As far as sporting challenges go, running a marathon or doing an Olympic distance triathlon is the ultimate physical test. Not for James Murray.
The 37-year-old accountant did last week’s triathlon as a warm-up for something a lot more taxing next week – a 100 mile run around Grand Cayman. Maybe the Canadian all-rounder has been in the sun for too long, but in conversation he still manages to sound sane. At least he has the good sense to call this run ‘A Crazy Idea’.
Murray has lived here for six years and did nothing sporty in all that time until recently when he was inspired after reading the book Born to Run by Christopher McDougall. Now he runs ridiculous distances for ‘fun’,
It is on 26 November from Camana Bay in conjunction with the Cayman Islands Diabetes Association fun run over 5k from 7am. Murray will do the other 97 miles around Grand Cayman solo.
“It’ll be done at a very slow, moderate pace, around 13 minute miles and there will be stops for hydration and bathroom but nothing of a substantial nature,” says the intrepid runner. “I hope not to sleep. Maybe a cat nap for half an hour if things get really rough but the plan is to keep it going. I’m thinking about 27 hours, but it will depend upon weather and everything else.”
Murray works for InterTrust who sponsored the triathlon. He is thankful of having a girlfriend who enjoys long distance running too. “I have the most understanding girlfriend in the world, Lauren Christie. She joins in and does things like marathons too.” She did the New York Marathon last week.

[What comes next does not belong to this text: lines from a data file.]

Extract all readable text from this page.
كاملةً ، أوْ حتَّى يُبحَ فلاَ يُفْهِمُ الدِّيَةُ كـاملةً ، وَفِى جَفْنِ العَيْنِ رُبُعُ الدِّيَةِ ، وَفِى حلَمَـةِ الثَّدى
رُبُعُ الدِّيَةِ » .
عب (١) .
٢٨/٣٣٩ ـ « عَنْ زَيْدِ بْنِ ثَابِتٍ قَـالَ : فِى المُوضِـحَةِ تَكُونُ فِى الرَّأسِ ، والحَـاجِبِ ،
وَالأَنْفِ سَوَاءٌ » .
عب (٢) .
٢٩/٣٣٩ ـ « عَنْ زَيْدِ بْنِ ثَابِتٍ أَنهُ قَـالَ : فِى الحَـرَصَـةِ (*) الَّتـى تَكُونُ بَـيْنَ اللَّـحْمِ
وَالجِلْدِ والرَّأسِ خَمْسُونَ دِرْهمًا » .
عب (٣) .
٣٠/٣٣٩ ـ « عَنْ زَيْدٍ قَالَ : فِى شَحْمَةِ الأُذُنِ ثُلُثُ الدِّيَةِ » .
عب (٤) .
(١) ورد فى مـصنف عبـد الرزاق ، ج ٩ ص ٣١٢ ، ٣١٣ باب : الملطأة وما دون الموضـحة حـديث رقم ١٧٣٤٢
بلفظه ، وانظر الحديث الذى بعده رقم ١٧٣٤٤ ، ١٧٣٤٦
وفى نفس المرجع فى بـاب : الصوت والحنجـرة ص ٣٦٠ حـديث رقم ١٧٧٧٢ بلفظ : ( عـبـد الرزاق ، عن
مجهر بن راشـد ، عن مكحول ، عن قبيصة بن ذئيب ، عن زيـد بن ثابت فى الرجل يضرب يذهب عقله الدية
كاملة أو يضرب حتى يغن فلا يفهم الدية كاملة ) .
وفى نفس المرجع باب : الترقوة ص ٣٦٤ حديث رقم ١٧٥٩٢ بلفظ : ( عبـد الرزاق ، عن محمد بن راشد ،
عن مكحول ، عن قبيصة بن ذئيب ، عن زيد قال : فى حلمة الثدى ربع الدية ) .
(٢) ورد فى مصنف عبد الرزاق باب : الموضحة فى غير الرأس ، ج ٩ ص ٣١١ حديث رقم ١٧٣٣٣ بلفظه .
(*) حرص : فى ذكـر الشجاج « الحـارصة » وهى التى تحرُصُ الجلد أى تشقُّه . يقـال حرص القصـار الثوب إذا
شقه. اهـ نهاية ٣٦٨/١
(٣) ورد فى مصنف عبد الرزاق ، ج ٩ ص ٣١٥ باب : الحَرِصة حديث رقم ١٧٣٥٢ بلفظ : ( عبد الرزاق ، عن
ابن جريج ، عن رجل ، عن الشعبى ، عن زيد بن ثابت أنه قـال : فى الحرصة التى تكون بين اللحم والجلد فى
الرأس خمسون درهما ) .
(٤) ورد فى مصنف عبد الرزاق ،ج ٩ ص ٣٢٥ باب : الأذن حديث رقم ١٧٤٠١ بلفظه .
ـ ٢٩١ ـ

So what inspired Murray to take on this seemingly absurd task? “I didn’t realise that people were doing these crazy, ultra-type events and sticking to just marathons and triathlons. When I realised that people were pushing their bodies for 24 hours and more straight it seemed to me it was a challenge I needed to pursue.”
So a year ago Murray went home to Toronto where he completed his first marathon with Lauren. In April, still focused on his 100 mile goal, Murray competed in the Marathon des Sable under the guidance of his coach Lisa Smith-Batchen, a former winner of the race. Smith-Batchen and Gerry Martinez will be joining Murray on the run.
The Marathon des Sables is considered the toughest run in the world. It is a six stage, 160 mile race across the Sahara desert in Morocco where temperatures range to over 100 degrees fahrenheit during the day to almost freezing at night. For the entirety of the race, runners have to carry everything that was needed including food, clothing, a medical kit, a sleeping bag and any other personal items for six tortuous days of punishment.
Two weeks after the Marathon des Sables, Murray went to South Africa, and with his blistered feet still recovering from his desert trek, completed the Two Oceans Ultra Marathon of 32 miles.
He is running for the Cayman Islands Diabetes Association and hopes to raise $25,000. “We’ve set ourselves a lofty target. Fundraising has just started so we’re hoping a lot will come in over the next couple of weeks.
“The triathlon was the first time I’d thrown it all together. I do some swimming and cycling on my own and obviously for a 100-mile run I have to run. It will take us more than one day to do it but the key is to keep myself in motion. As long as I keep moving forward I will get it done.
“I am a self proclaimed biggest sports fan I know. I love every sport. Growing up just outside of Toronto, in Peterborough, I had a lot of opportunities. I played a lot of basketball, soccer, football, rode, track, cross-country… you name it I’ve probably played it at some point.”